13 and under expert flatland: 1.Carly Garcia 2.Eric Evans 3.Reza Ghod stindt 4.Kenny Cornett

VERT
BMX Plus! 02/1989: Ramp Sunday was short but sweet. Nothing beats a day of kicking back and watching your favorite riders blasting air... nothing at all. Matt Hoffman blended bar-hop airs into his usual array of sickness. Joel Alamo would die to beat Hoffman, and almost did after a bar-hop attempt resulted in a sour-grapes body skid across the arena. He got up, though, and managed to pull that bar-hop air successfully along with a radical nothing. Leo Chin pulled a skyin' 540 that he's probably still smiling about. Gary Pollak hung and tweaked his rear wheel on his third air, but still blasted some wild no-handers. Dave Voelker spun three high 540s altogether, pulling only one, but neither the crowd nor Dave seemed to mind. Josh White did an insane fakie footplant over the channel. Yes, over it. Todd Anderson put together a flawless run of high and radical variations, capped off with an all-out one-footed 540 . . . a high one at that. And Joe Johnson wowed the crowd with a tailwhip air over the channel. If Joe hadn't made the mistake of twice trying to do a double-tailwhip air—and twice crashing—he probably would have won the contest.
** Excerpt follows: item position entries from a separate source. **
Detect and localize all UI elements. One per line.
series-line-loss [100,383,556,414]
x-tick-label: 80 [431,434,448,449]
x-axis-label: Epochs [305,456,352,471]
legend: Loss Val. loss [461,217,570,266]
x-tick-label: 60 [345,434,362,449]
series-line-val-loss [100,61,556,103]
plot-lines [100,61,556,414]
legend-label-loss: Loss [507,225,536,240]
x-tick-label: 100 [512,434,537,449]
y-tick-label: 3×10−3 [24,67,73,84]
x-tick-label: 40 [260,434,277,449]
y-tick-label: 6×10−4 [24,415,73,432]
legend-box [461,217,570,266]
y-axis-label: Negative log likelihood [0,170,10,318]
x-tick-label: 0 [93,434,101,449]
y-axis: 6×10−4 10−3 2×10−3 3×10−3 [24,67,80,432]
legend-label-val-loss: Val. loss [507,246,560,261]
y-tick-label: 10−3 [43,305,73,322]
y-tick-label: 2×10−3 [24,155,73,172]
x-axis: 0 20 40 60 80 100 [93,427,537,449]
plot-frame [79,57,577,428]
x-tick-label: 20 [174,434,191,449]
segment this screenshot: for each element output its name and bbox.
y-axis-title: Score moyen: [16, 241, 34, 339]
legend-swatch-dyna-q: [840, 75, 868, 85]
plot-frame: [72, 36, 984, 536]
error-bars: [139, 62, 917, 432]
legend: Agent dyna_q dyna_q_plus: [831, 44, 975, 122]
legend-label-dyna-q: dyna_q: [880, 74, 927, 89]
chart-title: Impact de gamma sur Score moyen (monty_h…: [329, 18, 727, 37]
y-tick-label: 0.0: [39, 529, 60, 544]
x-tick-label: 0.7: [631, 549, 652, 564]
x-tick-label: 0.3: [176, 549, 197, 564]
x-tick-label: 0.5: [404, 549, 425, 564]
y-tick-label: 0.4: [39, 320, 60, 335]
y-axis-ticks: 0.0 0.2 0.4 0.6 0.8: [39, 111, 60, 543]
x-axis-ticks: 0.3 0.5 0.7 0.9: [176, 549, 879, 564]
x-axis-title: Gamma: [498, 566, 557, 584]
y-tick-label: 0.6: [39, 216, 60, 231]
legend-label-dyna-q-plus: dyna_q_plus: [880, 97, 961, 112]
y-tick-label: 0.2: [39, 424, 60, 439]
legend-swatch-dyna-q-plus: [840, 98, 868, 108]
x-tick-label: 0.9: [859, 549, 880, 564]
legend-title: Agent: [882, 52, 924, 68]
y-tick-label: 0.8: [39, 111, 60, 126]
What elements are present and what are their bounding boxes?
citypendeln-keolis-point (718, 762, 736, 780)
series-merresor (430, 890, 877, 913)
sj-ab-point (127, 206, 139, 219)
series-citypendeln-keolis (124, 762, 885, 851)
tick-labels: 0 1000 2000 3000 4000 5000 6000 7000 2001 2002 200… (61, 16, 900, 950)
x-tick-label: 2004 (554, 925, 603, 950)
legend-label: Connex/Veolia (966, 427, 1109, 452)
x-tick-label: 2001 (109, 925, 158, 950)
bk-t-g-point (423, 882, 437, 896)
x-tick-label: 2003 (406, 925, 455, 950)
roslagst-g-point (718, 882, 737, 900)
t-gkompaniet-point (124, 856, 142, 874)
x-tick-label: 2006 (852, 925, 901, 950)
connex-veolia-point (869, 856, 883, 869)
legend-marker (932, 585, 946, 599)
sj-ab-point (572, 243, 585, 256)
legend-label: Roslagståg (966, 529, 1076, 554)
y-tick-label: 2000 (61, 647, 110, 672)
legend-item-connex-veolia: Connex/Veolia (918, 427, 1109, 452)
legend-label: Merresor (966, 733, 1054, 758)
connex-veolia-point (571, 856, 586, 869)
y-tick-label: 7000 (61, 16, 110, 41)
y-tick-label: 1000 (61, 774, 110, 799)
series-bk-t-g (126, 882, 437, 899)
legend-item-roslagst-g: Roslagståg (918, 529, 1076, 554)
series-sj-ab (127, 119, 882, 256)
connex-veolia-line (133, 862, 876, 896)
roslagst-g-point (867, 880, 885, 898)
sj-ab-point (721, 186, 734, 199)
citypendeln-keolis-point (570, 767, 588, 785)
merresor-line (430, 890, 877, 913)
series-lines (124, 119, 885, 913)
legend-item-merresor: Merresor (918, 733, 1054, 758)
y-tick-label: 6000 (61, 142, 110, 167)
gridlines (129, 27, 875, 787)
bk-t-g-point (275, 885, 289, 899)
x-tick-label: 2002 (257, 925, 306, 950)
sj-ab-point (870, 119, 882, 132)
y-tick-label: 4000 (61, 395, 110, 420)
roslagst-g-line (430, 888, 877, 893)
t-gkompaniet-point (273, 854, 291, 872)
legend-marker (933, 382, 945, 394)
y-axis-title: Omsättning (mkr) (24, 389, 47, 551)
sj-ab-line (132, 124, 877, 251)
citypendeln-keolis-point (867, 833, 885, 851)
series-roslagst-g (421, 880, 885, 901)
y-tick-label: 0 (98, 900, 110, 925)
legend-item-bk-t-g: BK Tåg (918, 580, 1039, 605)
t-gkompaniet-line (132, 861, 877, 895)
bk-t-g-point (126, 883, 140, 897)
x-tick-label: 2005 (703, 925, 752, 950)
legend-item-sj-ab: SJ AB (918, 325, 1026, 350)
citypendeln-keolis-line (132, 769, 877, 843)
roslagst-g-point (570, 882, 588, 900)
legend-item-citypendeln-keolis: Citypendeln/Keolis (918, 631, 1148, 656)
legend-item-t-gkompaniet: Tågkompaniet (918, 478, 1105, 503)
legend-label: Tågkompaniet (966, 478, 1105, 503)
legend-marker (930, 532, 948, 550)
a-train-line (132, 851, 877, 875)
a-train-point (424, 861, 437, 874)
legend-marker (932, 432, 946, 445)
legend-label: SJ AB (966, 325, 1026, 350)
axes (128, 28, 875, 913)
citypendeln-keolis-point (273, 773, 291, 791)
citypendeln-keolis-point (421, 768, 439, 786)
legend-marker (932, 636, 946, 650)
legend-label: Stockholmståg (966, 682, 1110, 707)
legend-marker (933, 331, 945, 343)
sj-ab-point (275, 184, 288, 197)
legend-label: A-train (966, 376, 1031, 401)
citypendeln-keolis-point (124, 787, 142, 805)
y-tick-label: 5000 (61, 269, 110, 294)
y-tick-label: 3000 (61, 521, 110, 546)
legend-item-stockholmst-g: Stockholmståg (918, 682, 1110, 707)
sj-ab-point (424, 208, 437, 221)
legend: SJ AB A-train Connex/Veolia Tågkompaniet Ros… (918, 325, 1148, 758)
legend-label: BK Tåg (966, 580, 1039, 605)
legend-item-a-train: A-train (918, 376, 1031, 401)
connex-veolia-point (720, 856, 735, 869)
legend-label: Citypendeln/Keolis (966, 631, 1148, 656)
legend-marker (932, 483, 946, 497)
Pro ramps results: 1.Todd Anderson 2.Josh White 3.Dennis McCoy 4.Joe Johnson 5.Dennis Langlais

19 and over expert ramps: 1.Dino DeLuca 2.Dave Voelker 3.Kevin Schaub 4.Danny Schow 5.Doug Randazzo

18 expert ramps: 1.Gary Pollack 2.Ken Powers 3.Chris Potts 4.Dan Hubbard 5.Bob Leftwich

17 expert ramps: 1.Mike Kinaich 2.Paul Morris 3.Kurt Kunz 4.Leo Chen 5.Tommy Phillips

16 expert ramps: 1.Matt Hoffman 2.Joel Alamo

15 expert ramps: 1.Ryan Dunman 2.Beau Cobb 3.Greg Soler

14 expert ramps: 1.Eric Evans 2.Bill Gawrych

13 and under expert ramps: (Eric Evans was moved up to 14x)

BMX Plus! 02/1989: Yup, the contest was full of the creativeness you'd expect. It was a cool time, no doubt. So cool, in fact, that Karl Rothe didn't even think about his car that he crashed the life out of Friday night before the weekend festivities began. It just goes to show you that every-one needs an outlet. And for the rare breed of humans we are, that outlet is freestyle (not crashing cars, silly brains). And don't forget it.